Лично мне в грязь не охота. Я думаю, что такого же мнения придерживаются и остальные. Разбирайся со своими друзьями сам.
Эдик глянул на Комаровского, сказал, криво усмехнувшись:
– Убери свою дуру. Мне под дулом говорить тяжело.
– Что поделаешь! Потерпи, дорогой! – захихикал Комаровский. – Вы, сэр, извините, но доверия у меня не вызываете!
– Ладно. Проиграл, – сказал Эдик и взглянул на Нину. – А ты молодец. Не ожидал. Добро. Значит, разошлись, как в море корабли, и больше не пересечемся, так?
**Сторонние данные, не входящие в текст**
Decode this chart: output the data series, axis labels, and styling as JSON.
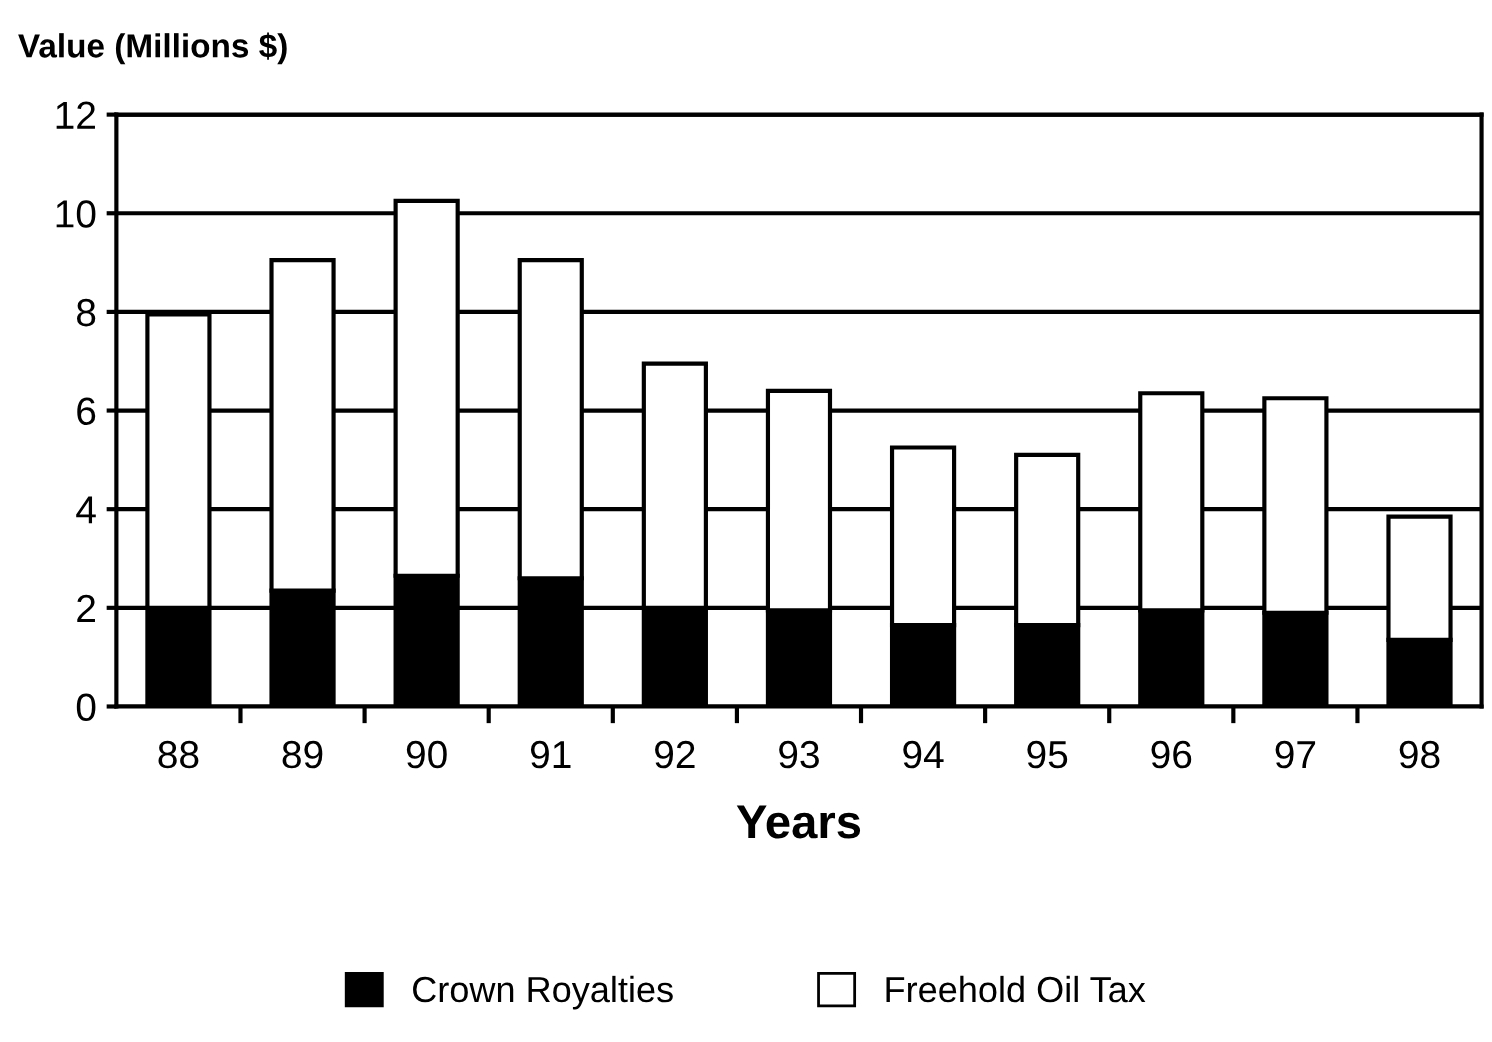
{
  "chart_data": {
    "type": "bar",
    "stacked": true,
    "ylabel": "Value (Millions $)",
    "xlabel": "Years",
    "categories": [
      "88",
      "89",
      "90",
      "91",
      "92",
      "93",
      "94",
      "95",
      "96",
      "97",
      "98"
    ],
    "series": [
      {
        "name": "Crown Royalties",
        "color": "#000000",
        "values": [
          2.0,
          2.35,
          2.65,
          2.6,
          2.0,
          1.95,
          1.65,
          1.65,
          1.95,
          1.9,
          1.35
        ]
      },
      {
        "name": "Freehold Oil Tax",
        "color": "#ffffff",
        "values": [
          5.95,
          6.7,
          7.6,
          6.45,
          4.95,
          4.45,
          3.6,
          3.45,
          4.4,
          4.35,
          2.5
        ]
      }
    ],
    "ylim": [
      0,
      12
    ],
    "yticks": [
      0,
      2,
      4,
      6,
      8,
      10,
      12
    ],
    "grid": "y",
    "legend": "bottom"
  }
}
– Так, – с трудом ответила Нина.
Эдик медленно поднялся, кончиками пальчиков коснулся своего пистолета и вопросительно взглянул на мужчин.
– Бери, бери свою пушку, – засмеялся Комаровский. – Ты ж без нее половина человека, а нам она ни к чему.
Так же пальчиками, очень медленно, Эдик засунул оружие за пояс, запахнул куртку, натянул на голову кепку, неожиданно улыбнулся дружески и спросил:
– Ну, а на посошок-то можно выпить?
– А как же иначе? – спокойно ответил Воробьев. – Налей ему, Нинок, на прощанье.
Нина взялась за бутылку и пока наливала коньяк в стакан, чувствовала, как дрожат у нее руки.
Эдик взял стакан, обвел всех уже спокойным и сосредоточенным взглядом и сказал:
– Жалко, что мы в разных сферах жизни. Жалко. Будем все здоровеньки. Выпью за то, чтоб к общему благу мы больше не встречались.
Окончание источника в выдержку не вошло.